For some reason, Roger fascinated him, in a somewhat unsettling way. He had an air of confidence that was impossible to ignore, but that was subtly different from Maureen's version of self-assurance. Where Maureen had to beg the world for attention, Roger would have gotten it no matter what he did. All he had to do was lean back and bask in it.

It was completely the opposite of Mark, and that was what drew him the most. He knew that he was reacting just like everyone else did to Roger, and it occurred to him that Maureen may have been counting on that to convince him. Eyeing her, he tried to read into her motives and intentions, but her face was carefully blank, displaying nothing other than obvious hope.

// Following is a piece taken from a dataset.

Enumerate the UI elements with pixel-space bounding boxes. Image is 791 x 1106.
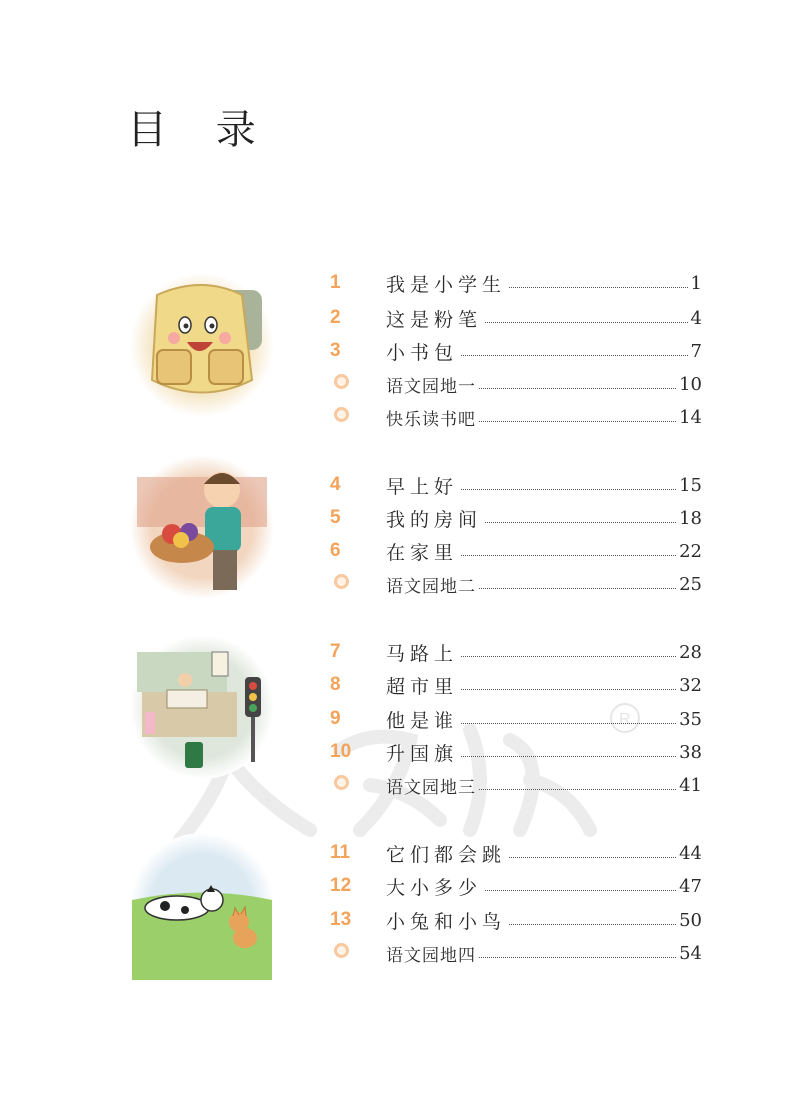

As a ploy to buy time, he slid his camera out of its case and centered Maureen in the view-piece. The prospect of interacting with Roger was somewhat terrifying, and Mark wasn't sure if it was possible of not. Before him Maureen grinned, loving to be the center of attention.

"Close on Maureen, who's crazy enough to talk to a complete stranger, and has somehow gotten me to go along with it," Mark narrated with a sigh.

The bell rang, jarring his thoughts, and Maureen flung herself unabashedly at him, causing him to lift his camera clear of her tight hug. "Thanks again, baby!" she said enthusiastically, blowing a hugely fake kiss as she rushed off to class. Scenes like that had, at one time, embarrassed him to no end, but her vast quantity of energy and physical affection had become normal and even enjoyable over time.

Around him people were beginning to mill about, zipping up backpacks and gathering sweatshirts and notebooks into piles. For a moment, Mark let the crowd pour to either side of him, enjoying the feeling of invisibility that it afforded him. As he switched off his camera, finally turning to head for calculus, he muttered, "Close on Mark, who's about to have an incredibly long day."